Property developers bet on City of London’s appeal with new towers
Property developers are pushing ahead with plans to build a pair of new towers in the City of London, betting that companies will pay for modern, environmentally friendly offices despite levels of occupancy in the historic financial district remaining far shy of pre-pandemic levels.
Topland Group, the private family office of billionaire brothers Sol and Eddie Zakay, and Axa IM Alts, a division of French fund group Axa Investment Managers, are pressing on with large developments in the Square Mile.
Axa has bought 50 Fenchurch Street on a 250-year lease from the Clothworkers’ Company, a City livery company founded almost 500 years ago. The French group, which already owns the largest office in the City, 22 Bishopsgate, is scaling up its exposure to the area with a plan to build a new skyscraper on the £1bn Fenchurch Street plot.
The tower, which will stretch to 36 storeys and is scheduled for completion in 2028, will be among the biggest in the City.
Topland, meanwhile, has committed to build a £165mn block close to Farringdon station, at 150 Aldersgate Street, which is scheduled for completion in 2024.
Both developments are speculative, meaning that no tenants have yet been signed up, and will collectively add more than 800,000 square feet of office space — equivalent to more than 10 full-size football pitches — to the London market.
Axa and Topland are confident in the demand for buildings with low carbon emissions and modern facilities even if hybrid working becomes more entrenched following the pandemic.

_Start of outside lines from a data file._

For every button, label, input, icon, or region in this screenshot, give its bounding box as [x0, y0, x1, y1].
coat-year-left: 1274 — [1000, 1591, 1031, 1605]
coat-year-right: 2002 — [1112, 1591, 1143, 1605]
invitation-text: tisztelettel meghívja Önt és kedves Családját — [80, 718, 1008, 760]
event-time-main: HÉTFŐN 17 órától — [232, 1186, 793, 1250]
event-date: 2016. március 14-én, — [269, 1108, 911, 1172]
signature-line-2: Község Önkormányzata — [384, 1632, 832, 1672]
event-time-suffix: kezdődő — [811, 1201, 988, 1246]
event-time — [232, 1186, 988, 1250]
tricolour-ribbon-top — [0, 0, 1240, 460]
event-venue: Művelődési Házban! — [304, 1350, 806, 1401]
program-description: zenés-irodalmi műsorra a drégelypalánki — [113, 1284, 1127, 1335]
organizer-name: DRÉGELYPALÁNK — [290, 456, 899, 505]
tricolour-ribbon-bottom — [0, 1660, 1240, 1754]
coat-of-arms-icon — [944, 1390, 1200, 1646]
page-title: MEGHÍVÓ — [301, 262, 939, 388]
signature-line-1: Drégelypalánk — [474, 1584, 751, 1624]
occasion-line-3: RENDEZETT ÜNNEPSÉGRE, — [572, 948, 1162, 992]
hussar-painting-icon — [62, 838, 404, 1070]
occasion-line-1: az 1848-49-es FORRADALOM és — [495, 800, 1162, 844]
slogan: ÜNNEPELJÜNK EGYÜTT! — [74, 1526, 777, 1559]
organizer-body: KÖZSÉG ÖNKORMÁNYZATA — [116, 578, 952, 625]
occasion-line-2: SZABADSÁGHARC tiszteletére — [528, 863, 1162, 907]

According to estate agent Savills, the number of deals being signed for new office space is rising, having almost collapsed entirely at the start of the pandemic. In the City, about 90 per cent of all new leases signed in the past year have been for the best quality, or ‘grade A’, space.
Isabelle Scemama, global head of Axa IM Alts, expected “this flight to quality to become even more acute over the coming years as businesses adapt to new working patterns”.
The City, she added, remained “one of the most desirable office locations in the world”.
But even with the worst threat from coronavirus having receded, the number of workers heading to City offices remains far below pre-pandemic levels, raising concerns that new developments may prove unnecessary.
Office occupancy in the City of London hit 24 per cent in March, its highest level since the start of the lockdowns in 2020, and has not increased meaningfully since, according to data from Remit Consulting. Before the pandemic, average office occupancy in the UK was about 60 per cent, according to the British Council for Offices.
Workers are also returning more slowly to the City than to the West End and Canary Wharf, according to Remit, a trend that has prompted some investors to pull back from developments in the district.
Sol Zakay, chair and chief executive of Topland, dismissed the fears.
“We believe there has been an overreaction to the shifting dynamics of the City’s office market now that hybrid working is here to stay. This, coupled with the prevailing economic headwinds, has seen some developers get cold feet,” he said, adding that he was very confident of securing tenants.